Page:Revue des Deux Mondes - 1870 - tome 86.djvu/560

La bibliothèque libre.
Le texte de cette page a été corrigé et est conforme au fac-similé.

Je ne veux certes pas dire que, si les deux puissans orateurs qui, pendant ces dix-huit années, se sont livré tant d’illustres assauts, n’avaient pas tour à tour, l’un aussi bien que l’autre, pris possession par préférence de notre foreign office et n’en avaient pas fait leur terrain de bataille, la monarchie que tous deux ils voulaient servir serait encore debout; mais bien des passions qu’allumait cet éclat se seraient calmées peut-être, surtout si la même éloquence, la même émulation, avaient vivifié et mis dans tout leur lustre d’autres questions moins attrayantes et plus modestes, mais autrement vitales et à coup sûr plus opportunes. Tout au moins aurait-il fallu, au plus fort de la lutte, vers 1840, donner pour interprète à ces questions quelque jeune et vigoureux esprit, vif, alerte, éloquent à force de clarté, apte à les faire comprendre, à les mettre en lumière sous leurs plus grands aspects au lieu de les laisser languir en second ordre et comme à l’arrière-plan. Ce qui devait être l’honneur et le salut du règne n’en fut que l’embarras ou l’accessoire vulgaire. Les finances firent parler d’elles, mais tantôt par les raideurs fiscales qui furent presque un péril en 1841, tantôt par les habiletés stériles de l’esprit de comptabilité substitué à l’esprit de finance, pendant que d’un autre côté l’essor de l’industrie privée demeurait à la chaîne sous la domination d’un corps privilégié, exigeant, ombrageux, voulant tout faire, faisant le moins possible et nuisant à qui voulait faire. Or c’étaient à la fois et nos travaux publics et nos finances que j’aurais voulu voir tour à tour, et mieux encore, de front et simultanément, sous l’impulsion d’un homme vraiment prédestiné à cette double tâche. Si ces deux grandes sources de vie et de progrès s’étaient pour quelque temps concentrées sous sa main, dirigées et gouvernées par lui, je ne voudrais pas répondre, tant il en serait sorti d’effets inattendus, que bien des chances désastreuses n’auraient pas pu en être conjurées.

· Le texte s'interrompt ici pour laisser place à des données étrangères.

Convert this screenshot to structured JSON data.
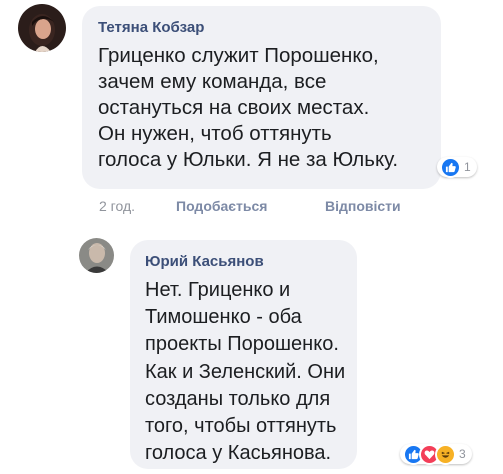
{
  "comments": [
    {
      "author": "Тетяна Кобзар",
      "text": "Гриценко служит Порошенко,\nзачем ему команда, все\nостануться на своих местах.\nОн нужен, чтоб оттянуть\nголоса у Юльки. Я не за Юльку.",
      "reactions": {
        "icons": [
          "like-icon"
        ],
        "count": "1"
      },
      "meta": {
        "time": "2 год.",
        "like_label": "Подобається",
        "reply_label": "Відповісти"
      }
    },
    {
      "author": "Юрий Касьянов",
      "text": "Нет. Гриценко и\nТимошенко - оба\nпроекты Порошенко.\nКак и Зеленский. Они\nсозданы только для\nтого, чтобы оттянуть\nголоса у Касьянова.",
      "reactions": {
        "icons": [
          "like-icon",
          "love-icon",
          "haha-icon"
        ],
        "count": "3"
      }
    }
  ],
  "colors": {
    "bubble": "#f0f1f5",
    "author": "#3c4f78",
    "like": "#1877f2",
    "love": "#f33e58",
    "haha": "#f7b125"
  }
}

Ce n’est pas là de ma part une simple conjecture. En plus d’une occasion, bien que ministre de l’intérieur, M. Duchâtel dut prendre une part active à des débats de finances ou de travaux publics, et chaque fois avec une autorité, une largeur de vues, une abondance d’idées, qui laissaient voir ce que ces grands intérêts auraient pu devenir sous sa direction immédiate et constante, si au lieu de n’en parler que par hasard et comme au dépourvu, pour pallier une faute ou soutenir un projet en détresse, il avait étudié lui-même les questions, préparé, combiné les projets qu’il aurait dû défendre. J’ai d’ailleurs une preuve encore plus directe, qui justifie mes regrets et les absout de tout soupçon d’hyperbole : c’est son passage, si court qu’il fût, au ministère des finances, c’est l’usage qu’il y fit de son temps, l’action qu’il y exerça, les souvenirs qu’il y laissa, les traces qui en sont restées.